O sucesso da MegaETH dependerá da sua capacidade de cumprir as promessas técnicas e demonstrar a maturidade operacional necessária para gerir uma rede blockchain de grande escala. As lições do lançamento do USDm serão decisivas à medida que o projeto evolui para o lançamento beta do mainnet e fases seguintes.
A MegaETH está a reembolsar todos os fundos de pré-depósito devido a falhas na execução durante o processo de angariação de fundos. Problemas técnicos e erros operacionais, incluindo SaleUUID incorreto e limites rígidos de KYC, resultaram numa tentativa de angariação caótica, levando ao reembolso total dos fundos.
A 'execução deficiente' significa que a MegaETH não conseguiu cumprir as promessas de serviço, o que levou à decisão de reembolsar todos os fundos de pré-depósito dos utilizadores afetados.
Para pedir o reembolso, deve utilizar o novo smart contract assim que a auditoria estiver concluída. Os reembolsos serão processados em breve. A bridge reabrirá para troca entre USDC e USDm antes do lançamento do mainnet Frontier.

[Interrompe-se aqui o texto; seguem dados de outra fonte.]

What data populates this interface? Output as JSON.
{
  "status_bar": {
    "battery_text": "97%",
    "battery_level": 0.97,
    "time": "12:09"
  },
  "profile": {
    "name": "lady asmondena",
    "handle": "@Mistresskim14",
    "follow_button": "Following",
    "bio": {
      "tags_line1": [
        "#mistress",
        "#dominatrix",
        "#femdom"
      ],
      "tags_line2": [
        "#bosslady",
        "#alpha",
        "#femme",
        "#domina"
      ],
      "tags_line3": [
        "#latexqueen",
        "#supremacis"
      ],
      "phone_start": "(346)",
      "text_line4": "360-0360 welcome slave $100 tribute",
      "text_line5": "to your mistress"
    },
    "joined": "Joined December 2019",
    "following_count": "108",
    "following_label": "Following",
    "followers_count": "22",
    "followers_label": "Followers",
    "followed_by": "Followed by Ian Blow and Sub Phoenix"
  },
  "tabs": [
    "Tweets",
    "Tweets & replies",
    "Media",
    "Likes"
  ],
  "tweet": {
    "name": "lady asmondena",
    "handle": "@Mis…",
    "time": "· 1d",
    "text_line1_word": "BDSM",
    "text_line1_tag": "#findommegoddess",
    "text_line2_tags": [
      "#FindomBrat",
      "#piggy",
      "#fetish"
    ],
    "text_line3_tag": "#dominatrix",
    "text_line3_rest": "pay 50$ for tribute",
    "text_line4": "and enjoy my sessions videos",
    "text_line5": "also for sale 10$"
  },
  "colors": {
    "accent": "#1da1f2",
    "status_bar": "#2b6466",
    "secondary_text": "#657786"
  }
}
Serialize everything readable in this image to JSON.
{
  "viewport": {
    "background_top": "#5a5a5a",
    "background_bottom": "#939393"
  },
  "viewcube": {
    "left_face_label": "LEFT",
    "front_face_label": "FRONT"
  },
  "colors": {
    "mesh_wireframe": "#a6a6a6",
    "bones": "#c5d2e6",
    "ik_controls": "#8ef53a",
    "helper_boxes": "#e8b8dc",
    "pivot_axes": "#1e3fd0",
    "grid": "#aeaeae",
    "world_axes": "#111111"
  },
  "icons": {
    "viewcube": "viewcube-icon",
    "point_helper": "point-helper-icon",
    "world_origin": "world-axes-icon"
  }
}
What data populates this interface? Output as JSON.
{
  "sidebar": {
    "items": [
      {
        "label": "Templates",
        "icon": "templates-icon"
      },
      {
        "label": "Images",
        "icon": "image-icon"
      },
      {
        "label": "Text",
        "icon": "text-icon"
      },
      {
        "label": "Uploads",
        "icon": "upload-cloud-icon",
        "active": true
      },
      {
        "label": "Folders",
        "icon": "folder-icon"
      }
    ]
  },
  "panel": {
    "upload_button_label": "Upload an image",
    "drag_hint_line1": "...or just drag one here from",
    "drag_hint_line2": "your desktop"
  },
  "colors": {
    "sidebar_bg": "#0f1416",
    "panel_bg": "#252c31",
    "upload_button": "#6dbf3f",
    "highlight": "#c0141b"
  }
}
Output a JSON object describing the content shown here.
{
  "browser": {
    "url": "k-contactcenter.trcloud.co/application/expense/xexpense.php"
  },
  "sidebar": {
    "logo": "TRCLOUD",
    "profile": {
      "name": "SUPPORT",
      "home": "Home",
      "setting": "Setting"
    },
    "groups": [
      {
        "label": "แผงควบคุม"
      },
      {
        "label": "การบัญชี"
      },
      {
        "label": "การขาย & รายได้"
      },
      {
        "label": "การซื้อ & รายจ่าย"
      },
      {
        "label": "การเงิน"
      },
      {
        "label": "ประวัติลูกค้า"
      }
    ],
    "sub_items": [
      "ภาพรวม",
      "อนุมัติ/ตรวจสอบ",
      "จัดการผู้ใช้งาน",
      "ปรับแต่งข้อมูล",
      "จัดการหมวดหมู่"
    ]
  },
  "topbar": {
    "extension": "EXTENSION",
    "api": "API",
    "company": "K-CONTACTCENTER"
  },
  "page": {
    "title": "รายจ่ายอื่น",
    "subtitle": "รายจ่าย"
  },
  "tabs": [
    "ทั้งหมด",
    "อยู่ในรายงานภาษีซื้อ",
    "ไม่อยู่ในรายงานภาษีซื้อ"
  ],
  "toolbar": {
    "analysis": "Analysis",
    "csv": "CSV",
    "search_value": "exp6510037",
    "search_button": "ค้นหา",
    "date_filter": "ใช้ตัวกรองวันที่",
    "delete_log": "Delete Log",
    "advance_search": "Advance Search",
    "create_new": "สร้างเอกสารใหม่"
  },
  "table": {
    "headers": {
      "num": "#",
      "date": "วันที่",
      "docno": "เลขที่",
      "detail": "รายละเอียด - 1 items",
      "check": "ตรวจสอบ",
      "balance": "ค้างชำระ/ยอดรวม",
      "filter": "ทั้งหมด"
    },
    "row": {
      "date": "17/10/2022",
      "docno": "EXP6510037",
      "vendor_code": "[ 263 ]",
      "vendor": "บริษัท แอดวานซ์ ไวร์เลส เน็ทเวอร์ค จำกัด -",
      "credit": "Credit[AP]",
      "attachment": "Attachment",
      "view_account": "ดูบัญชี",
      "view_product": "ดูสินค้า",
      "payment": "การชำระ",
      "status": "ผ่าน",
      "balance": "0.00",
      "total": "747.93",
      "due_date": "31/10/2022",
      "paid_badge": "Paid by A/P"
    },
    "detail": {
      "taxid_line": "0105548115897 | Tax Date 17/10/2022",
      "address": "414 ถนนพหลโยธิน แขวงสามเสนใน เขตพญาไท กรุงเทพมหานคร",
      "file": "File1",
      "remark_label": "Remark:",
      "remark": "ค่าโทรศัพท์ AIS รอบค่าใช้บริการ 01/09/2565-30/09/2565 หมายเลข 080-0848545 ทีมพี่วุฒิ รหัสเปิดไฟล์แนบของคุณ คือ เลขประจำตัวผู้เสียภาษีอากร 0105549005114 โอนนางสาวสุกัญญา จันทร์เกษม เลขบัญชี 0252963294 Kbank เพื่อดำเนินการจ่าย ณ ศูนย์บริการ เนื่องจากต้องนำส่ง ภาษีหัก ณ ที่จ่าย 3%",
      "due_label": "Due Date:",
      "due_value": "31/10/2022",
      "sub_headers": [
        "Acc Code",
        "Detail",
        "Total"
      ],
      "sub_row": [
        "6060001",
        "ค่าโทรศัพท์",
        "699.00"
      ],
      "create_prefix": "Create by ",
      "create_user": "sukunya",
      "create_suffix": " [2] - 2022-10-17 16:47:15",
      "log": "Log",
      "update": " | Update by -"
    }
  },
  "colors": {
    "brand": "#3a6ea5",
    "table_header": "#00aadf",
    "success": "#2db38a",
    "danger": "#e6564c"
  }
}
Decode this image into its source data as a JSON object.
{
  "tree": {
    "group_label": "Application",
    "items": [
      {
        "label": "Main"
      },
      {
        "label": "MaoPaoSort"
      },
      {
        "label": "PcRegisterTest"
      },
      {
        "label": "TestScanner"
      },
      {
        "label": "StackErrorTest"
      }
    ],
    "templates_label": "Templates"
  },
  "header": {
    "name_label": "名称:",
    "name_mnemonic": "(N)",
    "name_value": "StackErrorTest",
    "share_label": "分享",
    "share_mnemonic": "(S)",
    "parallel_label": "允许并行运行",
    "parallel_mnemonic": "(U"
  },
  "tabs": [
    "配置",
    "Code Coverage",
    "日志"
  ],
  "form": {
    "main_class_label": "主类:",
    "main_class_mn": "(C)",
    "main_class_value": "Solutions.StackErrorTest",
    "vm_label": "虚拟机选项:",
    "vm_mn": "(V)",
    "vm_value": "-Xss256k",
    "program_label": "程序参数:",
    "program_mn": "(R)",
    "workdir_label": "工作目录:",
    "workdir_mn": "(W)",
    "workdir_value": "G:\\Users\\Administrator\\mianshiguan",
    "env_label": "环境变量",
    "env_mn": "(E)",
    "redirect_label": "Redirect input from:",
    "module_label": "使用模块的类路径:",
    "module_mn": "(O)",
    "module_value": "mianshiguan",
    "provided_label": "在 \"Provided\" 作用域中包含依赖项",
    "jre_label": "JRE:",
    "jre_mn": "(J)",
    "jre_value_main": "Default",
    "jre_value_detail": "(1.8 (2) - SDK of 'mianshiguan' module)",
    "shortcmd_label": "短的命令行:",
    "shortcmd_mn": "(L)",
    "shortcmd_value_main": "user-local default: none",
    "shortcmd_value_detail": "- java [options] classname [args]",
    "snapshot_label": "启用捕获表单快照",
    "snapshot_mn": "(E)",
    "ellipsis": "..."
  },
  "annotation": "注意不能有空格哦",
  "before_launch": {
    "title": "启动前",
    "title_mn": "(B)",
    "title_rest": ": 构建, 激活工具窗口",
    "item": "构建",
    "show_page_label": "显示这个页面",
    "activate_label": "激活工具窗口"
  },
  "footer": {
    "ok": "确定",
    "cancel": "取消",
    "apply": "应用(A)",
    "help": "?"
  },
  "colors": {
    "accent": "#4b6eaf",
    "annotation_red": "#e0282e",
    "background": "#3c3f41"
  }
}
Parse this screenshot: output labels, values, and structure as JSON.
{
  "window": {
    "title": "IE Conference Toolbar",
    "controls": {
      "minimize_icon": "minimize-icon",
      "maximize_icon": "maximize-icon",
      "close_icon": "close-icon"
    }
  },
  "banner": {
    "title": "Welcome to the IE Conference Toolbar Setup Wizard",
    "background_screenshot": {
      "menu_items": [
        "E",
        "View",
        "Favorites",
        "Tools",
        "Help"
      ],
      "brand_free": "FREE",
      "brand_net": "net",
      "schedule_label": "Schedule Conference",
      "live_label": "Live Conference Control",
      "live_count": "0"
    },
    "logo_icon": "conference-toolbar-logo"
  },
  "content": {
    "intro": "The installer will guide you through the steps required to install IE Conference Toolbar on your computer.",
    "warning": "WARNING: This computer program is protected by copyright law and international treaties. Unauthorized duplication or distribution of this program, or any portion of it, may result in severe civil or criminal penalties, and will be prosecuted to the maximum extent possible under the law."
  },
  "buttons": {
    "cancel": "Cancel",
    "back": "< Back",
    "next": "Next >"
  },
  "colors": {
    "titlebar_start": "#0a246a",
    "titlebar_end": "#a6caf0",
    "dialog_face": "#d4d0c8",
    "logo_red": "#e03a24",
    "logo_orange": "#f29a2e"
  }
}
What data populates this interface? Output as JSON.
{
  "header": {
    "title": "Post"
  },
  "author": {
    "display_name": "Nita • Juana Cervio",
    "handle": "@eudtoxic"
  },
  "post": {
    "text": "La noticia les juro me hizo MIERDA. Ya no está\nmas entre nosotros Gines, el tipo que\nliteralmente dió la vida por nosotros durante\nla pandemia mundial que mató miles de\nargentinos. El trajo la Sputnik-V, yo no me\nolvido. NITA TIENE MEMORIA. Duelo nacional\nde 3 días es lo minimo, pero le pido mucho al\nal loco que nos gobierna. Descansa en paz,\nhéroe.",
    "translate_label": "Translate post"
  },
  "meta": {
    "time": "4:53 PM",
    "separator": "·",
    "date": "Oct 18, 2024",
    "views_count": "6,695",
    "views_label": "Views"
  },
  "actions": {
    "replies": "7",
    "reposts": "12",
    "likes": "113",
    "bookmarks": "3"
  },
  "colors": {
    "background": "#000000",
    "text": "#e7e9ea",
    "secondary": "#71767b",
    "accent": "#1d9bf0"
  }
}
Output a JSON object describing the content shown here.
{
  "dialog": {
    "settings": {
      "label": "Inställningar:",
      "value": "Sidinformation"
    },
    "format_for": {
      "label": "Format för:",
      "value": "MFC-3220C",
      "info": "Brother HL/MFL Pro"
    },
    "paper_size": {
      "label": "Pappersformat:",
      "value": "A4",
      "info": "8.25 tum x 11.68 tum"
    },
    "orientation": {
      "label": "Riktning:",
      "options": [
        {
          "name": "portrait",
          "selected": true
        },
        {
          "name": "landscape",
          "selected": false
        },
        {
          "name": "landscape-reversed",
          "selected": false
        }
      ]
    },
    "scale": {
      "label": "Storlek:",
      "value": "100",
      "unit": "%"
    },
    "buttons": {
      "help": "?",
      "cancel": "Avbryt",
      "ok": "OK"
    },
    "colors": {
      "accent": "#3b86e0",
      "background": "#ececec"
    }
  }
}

Os reembolsos da MegaETH terão início após 5 de novembro. Os utilizadores com bids inferiores a 0,0999$ receberão automaticamente o reembolso. Os prazos exatos de processamento não foram oficialmente divulgados.
Os reembolsos de pré-pagamento são devolvidos na mesma criptomoeda utilizada para o depósito. Não serão cobradas comissões adicionais pelo processo de reembolso.
A MegaETH mantém-se fiel ao seu roadmap, apesar dos desafios na execução. A equipa está a implementar medidas corretivas, a reforçar processos operacionais e a reconstruir a confiança da comunidade. Os planos futuros incluem melhorias ao protocolo, expansão do ecossistema e mecanismos de governança reforçados para evitar incidentes semelhantes.